Moreno campaigned on a platform of continuing the progressive policies of his predecessor Rafael Correa.
Straightaway in office, he betrayed the public trust. Ecuadorian legal scholar Oswaldo Ruiz-Chiriboga accused him of abandoning his pledges, implementing neoliberal policies demanded by US and internal special interests, purging Correa loyalists from his regime, operating extrajudicially.
Moreno sold Julian Assange to the US and UK for $4.2 billion in loan shark of last resort IMF blood money — requiring force-fed austerity, serving bankers and other corporate interests at the expense of the public welfare he abandoned.
Ruling anti-democratically, he waged war on independent journalists, human rights activists, and individuals criticizing his regime.
Mass protests in the capital Quito and other Ecuadorian cities since October 3 continue over Moreno’s elimination of longstanding fuel subsidies and other harsh neoliberal policies — in deference to IMF diktats.
Protesters want fuel subsidies reinstated, austerity ended, a return to progressive rule instituted by Correa, Moreno’s resignation, and snap elections to replace him.
After 10 days of public outrage, police and other security forces killed at least five protesters, injured countless others, and arrested around 1,000 individuals — what police state repression is all about.
The Moreno regime unleashed state-sponsored viciousness, refusing to reinstate the fuel subsidy or soften his hardline neoliberal agenda.
Reportedly on Saturday, indigenous CONAIE leaders accepted his request to meet for direct talks — short of suggesting he’ll ease support for privileged interests exclusively at the expense of ordinary Ecuadorians.
He ordered a military-enforced curfew, starting at 3:00 PM Saturday, saying: “We’re going to restore order in all of Ecuador.
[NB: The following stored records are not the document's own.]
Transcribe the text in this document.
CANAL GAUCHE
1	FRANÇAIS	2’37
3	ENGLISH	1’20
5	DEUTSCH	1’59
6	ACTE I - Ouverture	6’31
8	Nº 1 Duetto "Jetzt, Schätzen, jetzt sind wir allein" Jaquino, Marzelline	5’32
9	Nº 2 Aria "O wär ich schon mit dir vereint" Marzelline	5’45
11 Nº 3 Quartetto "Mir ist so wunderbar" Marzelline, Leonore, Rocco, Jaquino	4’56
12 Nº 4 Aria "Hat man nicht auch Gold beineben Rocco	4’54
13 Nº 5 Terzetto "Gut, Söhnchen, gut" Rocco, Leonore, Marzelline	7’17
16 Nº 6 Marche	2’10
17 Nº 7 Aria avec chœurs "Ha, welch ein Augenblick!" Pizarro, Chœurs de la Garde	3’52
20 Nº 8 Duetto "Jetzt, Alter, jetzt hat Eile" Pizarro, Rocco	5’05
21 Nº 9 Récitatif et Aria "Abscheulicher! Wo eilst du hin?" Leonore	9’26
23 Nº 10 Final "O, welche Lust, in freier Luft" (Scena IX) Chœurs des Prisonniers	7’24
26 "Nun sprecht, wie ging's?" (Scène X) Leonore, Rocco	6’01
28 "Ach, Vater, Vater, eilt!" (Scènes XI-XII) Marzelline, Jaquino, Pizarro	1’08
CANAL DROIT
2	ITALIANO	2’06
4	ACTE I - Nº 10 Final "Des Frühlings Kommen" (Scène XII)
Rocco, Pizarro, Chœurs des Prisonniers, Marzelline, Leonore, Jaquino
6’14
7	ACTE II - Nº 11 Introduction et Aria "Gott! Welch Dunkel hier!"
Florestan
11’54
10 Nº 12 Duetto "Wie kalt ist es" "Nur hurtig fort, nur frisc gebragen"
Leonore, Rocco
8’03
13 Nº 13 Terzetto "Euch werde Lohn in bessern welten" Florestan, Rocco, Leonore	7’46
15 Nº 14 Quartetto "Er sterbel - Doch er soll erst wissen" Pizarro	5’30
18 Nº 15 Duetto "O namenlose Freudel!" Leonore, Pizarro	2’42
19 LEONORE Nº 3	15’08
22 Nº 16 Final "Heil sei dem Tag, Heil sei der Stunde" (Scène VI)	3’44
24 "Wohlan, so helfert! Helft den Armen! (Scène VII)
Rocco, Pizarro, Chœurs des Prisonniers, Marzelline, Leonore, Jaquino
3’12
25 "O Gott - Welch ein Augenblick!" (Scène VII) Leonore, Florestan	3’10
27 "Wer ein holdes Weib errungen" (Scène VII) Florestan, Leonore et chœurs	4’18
We’re starting with the curfew in Quito” and surrounding areas.
Last Tuesday, he announced a curfew near government facilities, ports, bridges, and other so-called “strategic zones.”
Ecuador’s ombudsman Freddy Carrion slammed the curfew, calling it “a desperate attempt by (Moreno) that will only worsen the violence.”
Urging him to reinstate the fuel subsidy, he said “(i)t’s the only way to reduce violence” and curb public anger over his harsh agenda.
CONAIE official Leonidas Iza said conditions for talks include holding them publicly, broadcasting them on national television.
“We’re not going to talk behind closed doors,” he stressed.